Our paper titled “Effects of Enzyme and Microbially Induced Carbonate Precipitation Treatments on the Response of Axially Loaded Pervious Concrete Piles” has been accepted for publication in the Journal of Geotechnical and Geoenvironmental Engineering.
Lin, H., O’Donnell, S.T., Suleiman, M.T., Kavazanjian, Jr. E., and Brown, D.G.. 2021. “Effects of Enzyme and Microbially Induced Carbonate Precipitation Treatments on the Response of Axially Loaded Pervious Concrete Piles.” Journal of Geotechnical and Geoenvironmental Engineering. 147(8):04021057.
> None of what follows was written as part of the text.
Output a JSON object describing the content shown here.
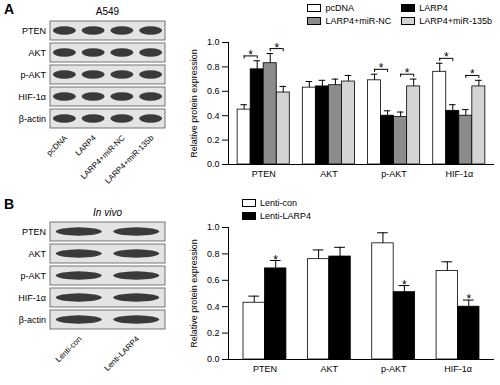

EICP (enzyme-induced carbonate precipitation) and MICP (microbially-induced carbonate precipitation) treatments were applied through pervious concrete model piles to cement soil around the piles and enhance soil-pile interaction and pile capacity. The behaviors of the treated piles under axial compression loading were compared to each other and to an untreated pervious concrete pile. These tests were performed on 1/10th-scale piles in the Soil-Structure Interaction (SSI) testing facility at Lehigh University. The piles and surrounding soil were instrumented with strain gauges, bender elements, in-soil null pressure sensors, and a tactile pressure sheet. The responses of the pervious concrete piles and surrounding treated soil were compared through analysis of shear wave (S-wave) velocities in the treated and untreated soil zones, load transfer along the piles at the ultimate load condition, soil moisture content, calcium carbonate (CaCO3) content and ammonium (NH4+) concentration in soil, and the characteristics of the precipitated CaCO3 crystals along the soil-pile interface. In addition, comparisons of consolidated drained (CD) triaxial test results were made using sand without treatment and with EICP and MICP treatments. The results presented in this paper demonstrated that both EICP and MICP treatments can create a cemented soil zone surrounding the pervious concrete pile and improve the pile capacity and load transfer under compression loading.